Clair Obscur: Estúdio Detalha Experiência e Rejeição da IA no Desenvolvimento de Jogos

Após a recente polêmica envolvendo Clair Obscur: Expedition 33, que teve suas premiações do Indie Game Awards revogadas devido ao uso não revelado de inteligência artificial generativa, o diretor Guillaume Brioche finalmente se pronunciou. Ele confirmou como a Sandfall Interactive, desenvolvedora do RPG, experimentou brevemente a tecnologia durante a produção do jogo, oferecendo uma perspectiva crucial sobre a complexa relação entre criadores e a crescente influência da IA nos games.
Em uma sessão de perguntas e respostas com o YouTuber Sushi, Brioche fez questão de salientar que todo o conteúdo final de Clair Obscur: Expedition 33 foi criado por humanos. No entanto, o surgimento da IA generativa em 2022 levou o estúdio a considerar a tecnologia como uma possível ferramenta, testando suas capacidades em um cenário de desenvolvimento já em andamento, revelando as cautelas e desafios envolvidos na adoção dessas novas tecnologias.
Sandfall Interactive: A Experiência e Rejeição da IA
Guillaume Brioche foi explícito ao descrever a abordagem de seu estúdio. Ele admitiu que a equipe da Sandfall Interactive experimentou a IA generativa para preencher lacunas, utilizando-a inicialmente como um placeholder para texturas que estavam faltando no projeto. Essa fase de teste, contudo, não foi bem recebida internamente, levantando questões sobre a qualidade e a autenticidade do trabalho gerado automaticamente.
“Sim, estamos cientes do que tem acontecido [com as declarações do diretor de Divinity, Swen Vincke sobre o uso de IA],” explicou Brioche. “Mas posso dizer, tudo no jogo é feito por humanos. Quando a IA realmente surgiu em 2022, nós já havíamos começado o jogo. Era apenas uma nova ferramenta, nós a experimentamos, e não gostamos dela de jeito nenhum. Pareceu errado. Nós a usamos originalmente como um placeholder para texturas que faltavam, mas removemos assim que percebemos.” Ele reforçou que artes conceituais, atores de voz e todos os outros elementos fundamentais foram criados por talentos humanos, indicando uma postura firme em relação à produção artística.

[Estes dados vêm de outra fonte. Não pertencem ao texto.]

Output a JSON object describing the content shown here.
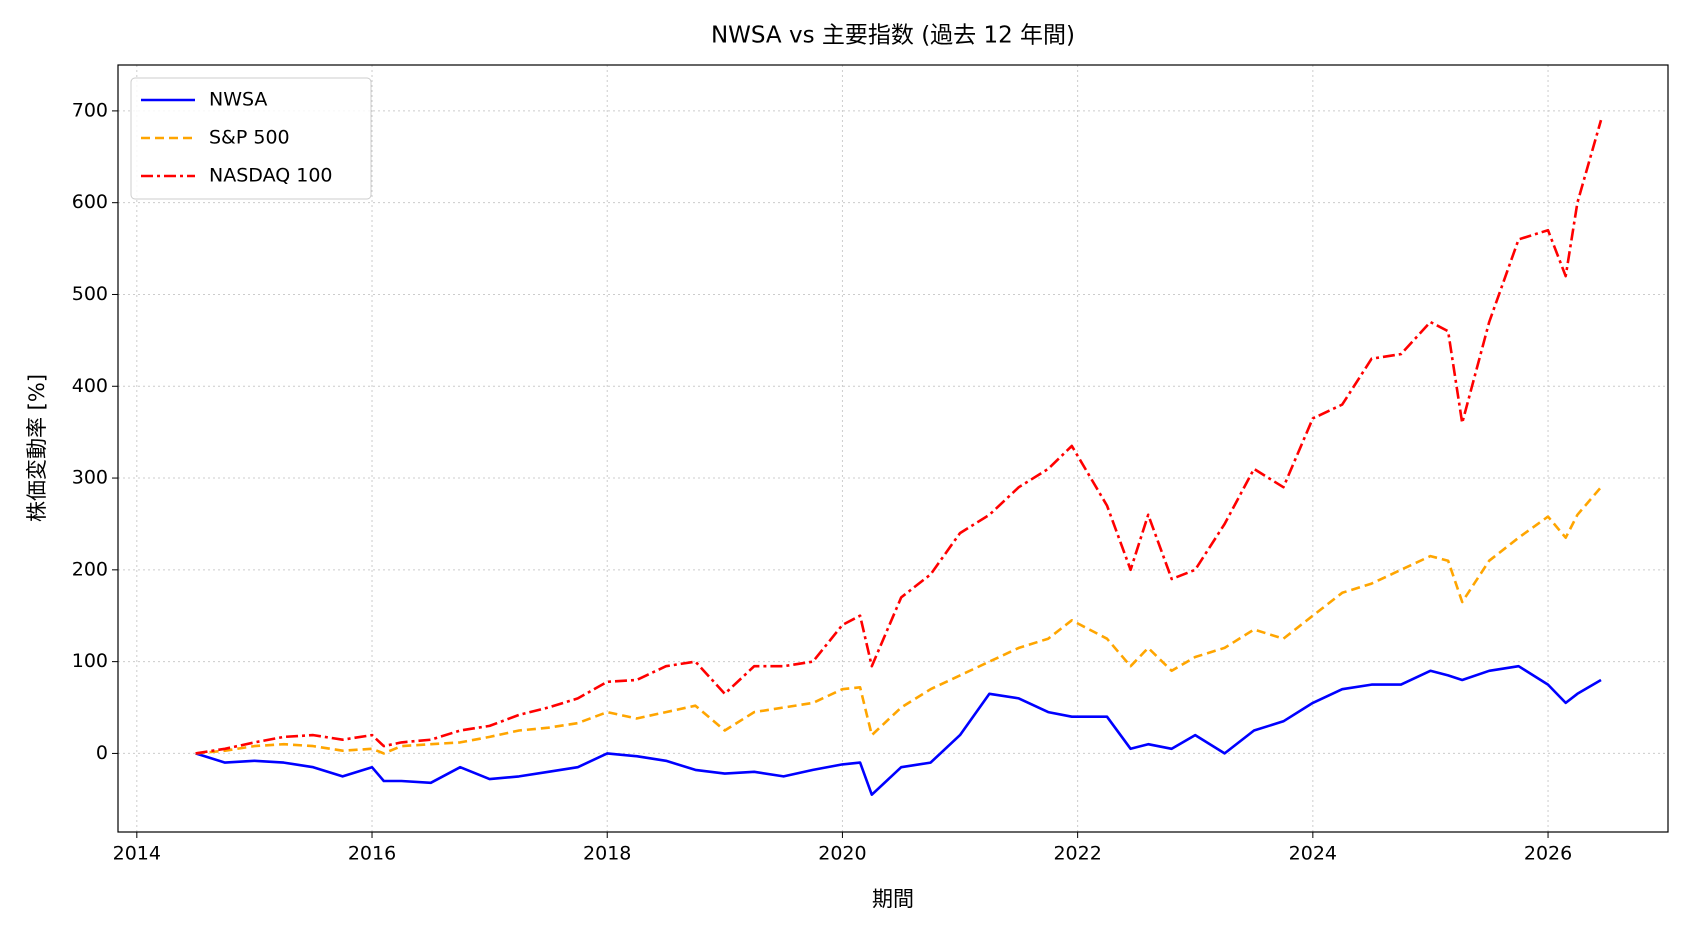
{
  "chart_data": {
    "type": "line",
    "title": "NWSA vs 主要指数 (過去 12 年間)",
    "x_label": "期間",
    "y_label": "株価変動率 [%]",
    "x": [
      2014.5,
      2014.75,
      2015,
      2015.25,
      2015.5,
      2015.75,
      2016,
      2016.1,
      2016.25,
      2016.5,
      2016.75,
      2017,
      2017.25,
      2017.5,
      2017.75,
      2018,
      2018.25,
      2018.5,
      2018.75,
      2019,
      2019.25,
      2019.5,
      2019.75,
      2020,
      2020.15,
      2020.25,
      2020.5,
      2020.75,
      2021,
      2021.25,
      2021.5,
      2021.75,
      2021.95,
      2022.25,
      2022.45,
      2022.6,
      2022.8,
      2023,
      2023.25,
      2023.5,
      2023.75,
      2024,
      2024.25,
      2024.5,
      2024.75,
      2025,
      2025.15,
      2025.27,
      2025.5,
      2025.75,
      2026,
      2026.15,
      2026.25,
      2026.45
    ],
    "series": [
      {
        "name": "NWSA",
        "color": "#0000ff",
        "dash": "solid",
        "values": [
          0,
          -10,
          -8,
          -10,
          -15,
          -25,
          -15,
          -30,
          -30,
          -32,
          -15,
          -28,
          -25,
          -20,
          -15,
          0,
          -3,
          -8,
          -18,
          -22,
          -20,
          -25,
          -18,
          -12,
          -10,
          -45,
          -15,
          -10,
          20,
          65,
          60,
          45,
          40,
          40,
          5,
          10,
          5,
          20,
          0,
          25,
          35,
          55,
          70,
          75,
          75,
          90,
          85,
          80,
          90,
          95,
          75,
          55,
          65,
          80
        ]
      },
      {
        "name": "S&P 500",
        "color": "#ffa500",
        "dash": "dashed",
        "values": [
          0,
          3,
          8,
          10,
          8,
          3,
          5,
          0,
          8,
          10,
          12,
          18,
          25,
          28,
          33,
          45,
          38,
          45,
          52,
          25,
          45,
          50,
          55,
          70,
          72,
          20,
          50,
          70,
          85,
          100,
          115,
          125,
          145,
          125,
          95,
          115,
          90,
          105,
          115,
          135,
          125,
          150,
          175,
          185,
          200,
          215,
          210,
          165,
          210,
          235,
          258,
          235,
          260,
          290
        ]
      },
      {
        "name": "NASDAQ 100",
        "color": "#ff0000",
        "dash": "dashdot",
        "values": [
          0,
          5,
          12,
          18,
          20,
          15,
          20,
          8,
          12,
          15,
          25,
          30,
          42,
          50,
          60,
          78,
          80,
          95,
          100,
          65,
          95,
          95,
          100,
          140,
          150,
          95,
          170,
          195,
          240,
          260,
          290,
          310,
          335,
          270,
          200,
          260,
          190,
          200,
          250,
          310,
          290,
          365,
          380,
          430,
          435,
          470,
          460,
          360,
          470,
          560,
          570,
          520,
          600,
          690
        ]
      }
    ],
    "xlim": [
      2013.84,
      2027.02
    ],
    "xticks": [
      2014,
      2016,
      2018,
      2020,
      2022,
      2024,
      2026
    ],
    "ylim": [
      -85.6,
      750
    ],
    "yticks": [
      0,
      100,
      200,
      300,
      400,
      500,
      600,
      700
    ],
    "grid": true,
    "legend": "upper left"
  }
}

A Posição da Indústria sobre a Inteligência Artificial em Jogos
A discussão sobre a IA nos games vai além de Clair Obscur, permeando toda a indústria. Brioche fez referência às declarações de Swen Vincke, diretor da Larian Studios (de Baldur’s Gate 3), que causaram controvérsia ao abordar o uso de IA generativa para “explorar ideias, elaborar apresentações em PowerPoint, desenvolver arte conceitual e escrever texto de placeholder”. A comunidade gamer, especialmente os fãs de Baldur’s Gate 3 e Divinity: Original Sin 2, expressou preocupação de que o uso de IA, mesmo em fases iniciais, pudesse comprometer a integridade artística do produto final.
Em resposta à intensa repercussão, Vincke publicou um novo comunicado, esclarecendo que as ferramentas de IA são vistas como um complemento ao talento das equipes criativas, e não como um substituto para artistas. Ele enfatizou que a Larian não planeja lançar jogos com componentes significativos de IA ou reduzir suas equipes em favor da tecnologia. A empresa busca integrar a IA de forma a melhorar o ambiente de trabalho, e não a prejudicá-lo.
Outras figuras proeminentes da indústria também compartilharam suas visões sobre o tema. Daniel Vávra, diretor de Warhorse Studios (Kingdom Come: Deliverance), argumentou que a IA “veio para ficar”, independentemente dos problemas que possa apresentar. Ele mencionou sua apreensão em relação à música gerada por IA, onde a distinção entre o trabalho humano e o algorítmico se torna cada vez mais tênue, evidenciando o quão intrínseca a tecnologia está se tornando em diversas áreas criativas.
Até mesmo Hideo Kojima, lendário criador da série Metal Gear, comparou a IA aos smartphones, sugerindo que não é mais possível retornar a um mundo sem essa tecnologia. Essa perspectiva sugere que, embora a discussão sobre a ética e o uso prático da IA nos games continue, a presença da inteligência artificial na indústria é um caminho sem volta, e os estúdios precisam encontrar maneiras de se adaptar e integrar, ou rejeitar, essa ferramenta de forma consciente e responsável.